On a dit qu’un peu de science écarte de la foi aux vérités de la religion révélée, et que beaucoup de science y ramène. Je ne sais si la maxime est aussi vraie qu’affectent de le croire les prédicateurs, qui aiment à la citer ; mais ce que l’on peut affirmer avec pleine assurance, c’est que les plus récens progrès de la recherche scientifique ont eu pour résultat de nous rendre moins incrédules à l’endroit de l’histoire traditionnelle, telle que nous l’ont léguée les Grecs et les Romains ; ils nous ont appris à ne pas écarter tout d’abord, par une fin de non-recevoir absolue, toutes les données qui nous causent quelque étonneraient.

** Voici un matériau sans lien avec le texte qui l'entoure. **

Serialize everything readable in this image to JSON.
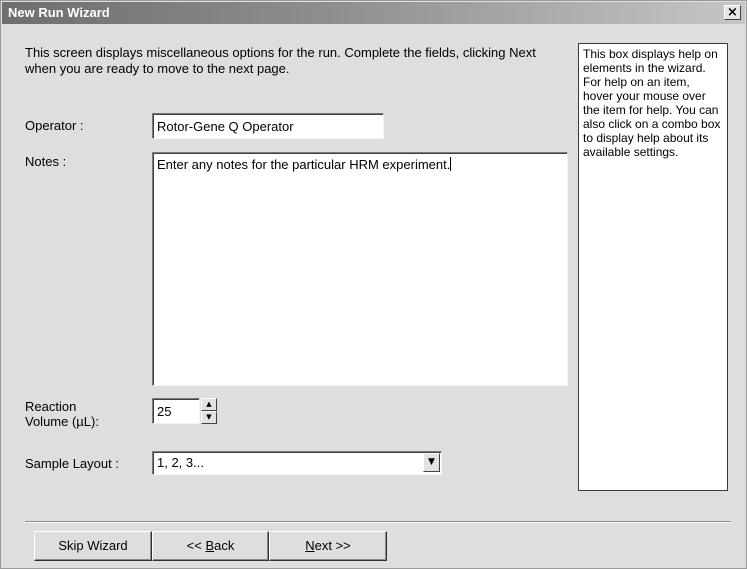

La critique, sans doute, conserve ses droits ; c’est à elle de fixer, par une patiente analyse, la date des différens élémens que contiennent les traditions qu’elle étudie et d’éliminer ceux qu’y ont introduits l’esprit inventif des poètes de l’âge classique et les combinaisons auxquelles se plaisaient les arrangeurs et commentateurs alexandrins. Quand elle a terminé, de son mieux, cette opération délicate, ce qui reste dans son creuset, c’est la partie vraiment ancienne de ces récits, celle qui représente les souvenirs que l’âme grecque avait gardés des jours de son enfance et de son adolescence. Ramenés ainsi à leur forme la plus simple, ces souvenirs renferment, on commence aujourd’hui à le comprendre, des dessous, qui ont été méconnus jusqu’à présent, de vivante réalité.


GEORGE PERROT.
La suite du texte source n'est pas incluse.